Mundo Cor-de-rosa
Como é bom viver num mundo tão mágico quanto as histórias que nos liam quando éramos crianças. Como é bom adormecer ao som da ignorância, tão terna quanto as flores que desabrocham neste jardim de ilusões. Como é bom não saber, não ver, não ouvir...
Mas à medida que crescemos estas paredes de escuridão reconfortante parecem desabar. A luz encontra pequenas fendas onde penetra sem piedade, preenchendo os nossos olhos de terror. Os remendos que freneticamente tentamos fazer na parede parecem não resultar. O tecto repleto de sonhos racha sobre a nossa cabeça e vislumbramos um mundo salpicado de cores que não somente o rosa límpido que nos envolvia num véu de segurança. Subitamente, a luz invade o nosso mundo e domina-o quase por completo. Então olhamos. O céu não é tão azul como outrora acreditámos ser, os sorrisos já não são tão ternos como aqueles a que nos habituámos, os olhares de reprovação tornam-se reais. Afinal existe maldade, falsidade, medo, injustiça, inveja... O que é isto? Onde estamos nós? Numa tentativa falhada de fugir à luz, encolhemos o nosso corpo contra as paredes desfeitas e fechamos os olhos. Choramos. Afinal, o desespero existe.
Podemos facilmente perdoar a uma criança que tem medo do escuro, a real tragédia da vida é quando os homens têm medo da luz, afirmava Platão.
Voltamos a abrir os olhos. Que assustador. As paredes já apodrecidas desfazem-se em nosso redor, não nos deixando outra alternativa senão caminhar em direção ao exterior. Então saímos. O mundo estende-se, gigantesco, monstruoso, à nossa frente. O corpo treme, as pernas permanecem imóveis. Somos jogados aos leões acreditando que eles são tão meigos quanto o pequeno simba do Rei Leão. Mas não são. Despedaçam a nossa carne em segundos sem qualquer compaixão,imobilizando as nossas ações. Com o olhar dominado pelo medo, só queremos voltar para aquele quarto enfeitado de sonhos e fantasia, onde o mundo parecia um autêntico conto de fadas e vivíamos felizes, ignorantes. Que boa era a ignorância, que não nos feria o coração com a força de uma adaga e a velocidade de uma flecha. Queremos voltar a ser ignorantes. Queremos?
Então forçamos as nossas pernas a reagir uma vez mais. Não há como voltar atrás; se voltarmos, estaremos destinados a viver uma vida de exílio, num quarto de sonhos utópicos subjugado pela verdade crua do mundo.

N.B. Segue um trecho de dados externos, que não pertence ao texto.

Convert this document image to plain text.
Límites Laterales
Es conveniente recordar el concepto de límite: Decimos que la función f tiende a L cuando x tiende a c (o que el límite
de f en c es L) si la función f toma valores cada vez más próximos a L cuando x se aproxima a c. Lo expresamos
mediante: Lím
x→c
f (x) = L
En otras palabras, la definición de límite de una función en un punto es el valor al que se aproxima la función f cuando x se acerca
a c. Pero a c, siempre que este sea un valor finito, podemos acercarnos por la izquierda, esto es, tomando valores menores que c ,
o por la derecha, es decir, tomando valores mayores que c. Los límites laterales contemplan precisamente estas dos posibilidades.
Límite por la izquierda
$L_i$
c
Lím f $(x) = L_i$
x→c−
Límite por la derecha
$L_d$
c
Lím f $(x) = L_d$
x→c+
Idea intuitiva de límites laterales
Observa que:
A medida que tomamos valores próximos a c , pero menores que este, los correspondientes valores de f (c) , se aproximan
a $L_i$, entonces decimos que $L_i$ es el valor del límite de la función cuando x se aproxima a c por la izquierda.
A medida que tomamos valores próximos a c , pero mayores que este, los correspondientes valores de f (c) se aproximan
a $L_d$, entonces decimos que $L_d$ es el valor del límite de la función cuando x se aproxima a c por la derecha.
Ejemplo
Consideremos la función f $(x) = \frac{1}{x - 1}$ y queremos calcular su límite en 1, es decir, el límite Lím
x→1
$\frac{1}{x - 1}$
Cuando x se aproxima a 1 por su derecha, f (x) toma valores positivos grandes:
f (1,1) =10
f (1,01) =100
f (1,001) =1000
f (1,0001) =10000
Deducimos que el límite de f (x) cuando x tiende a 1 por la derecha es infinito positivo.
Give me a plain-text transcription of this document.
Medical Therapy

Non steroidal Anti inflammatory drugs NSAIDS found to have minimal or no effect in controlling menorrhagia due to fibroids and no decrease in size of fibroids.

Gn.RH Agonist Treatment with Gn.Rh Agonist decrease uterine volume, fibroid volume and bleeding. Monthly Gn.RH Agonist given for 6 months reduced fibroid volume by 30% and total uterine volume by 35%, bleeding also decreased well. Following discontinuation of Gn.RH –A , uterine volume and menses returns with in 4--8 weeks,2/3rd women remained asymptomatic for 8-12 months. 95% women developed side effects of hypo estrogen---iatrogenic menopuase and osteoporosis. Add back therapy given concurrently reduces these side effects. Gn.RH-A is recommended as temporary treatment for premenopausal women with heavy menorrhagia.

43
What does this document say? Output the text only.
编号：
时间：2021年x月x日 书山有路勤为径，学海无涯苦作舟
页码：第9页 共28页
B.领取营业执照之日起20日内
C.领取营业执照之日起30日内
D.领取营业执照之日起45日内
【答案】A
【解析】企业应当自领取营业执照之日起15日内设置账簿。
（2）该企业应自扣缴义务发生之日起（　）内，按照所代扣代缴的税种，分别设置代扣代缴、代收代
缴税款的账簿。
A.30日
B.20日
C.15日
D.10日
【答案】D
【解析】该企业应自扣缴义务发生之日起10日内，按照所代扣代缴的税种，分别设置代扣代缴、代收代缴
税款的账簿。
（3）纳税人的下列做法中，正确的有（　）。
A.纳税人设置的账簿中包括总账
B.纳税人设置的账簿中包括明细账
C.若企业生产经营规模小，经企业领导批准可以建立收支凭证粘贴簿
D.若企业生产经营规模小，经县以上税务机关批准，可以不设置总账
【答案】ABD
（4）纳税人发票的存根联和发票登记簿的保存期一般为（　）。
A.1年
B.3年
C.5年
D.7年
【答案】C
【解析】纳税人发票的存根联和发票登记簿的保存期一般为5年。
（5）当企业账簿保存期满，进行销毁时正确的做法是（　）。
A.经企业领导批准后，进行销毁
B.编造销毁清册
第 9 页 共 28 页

Enchemos os pulmões de ar. Expiramos.
É chegada a hora decisiva. Os olhos carregados de trevas habituam-se à luz e conseguem avistar todo um horizonte: assustador, arrepiante, tenebroso... de uma beleza sublime, que nenhuma história alguma vez nos conseguiu mostrar. O coração enche-se de coragem e caminhamos por um jardim de rosas mergulhado em espinhos. Estamos vivos. Vamos viver!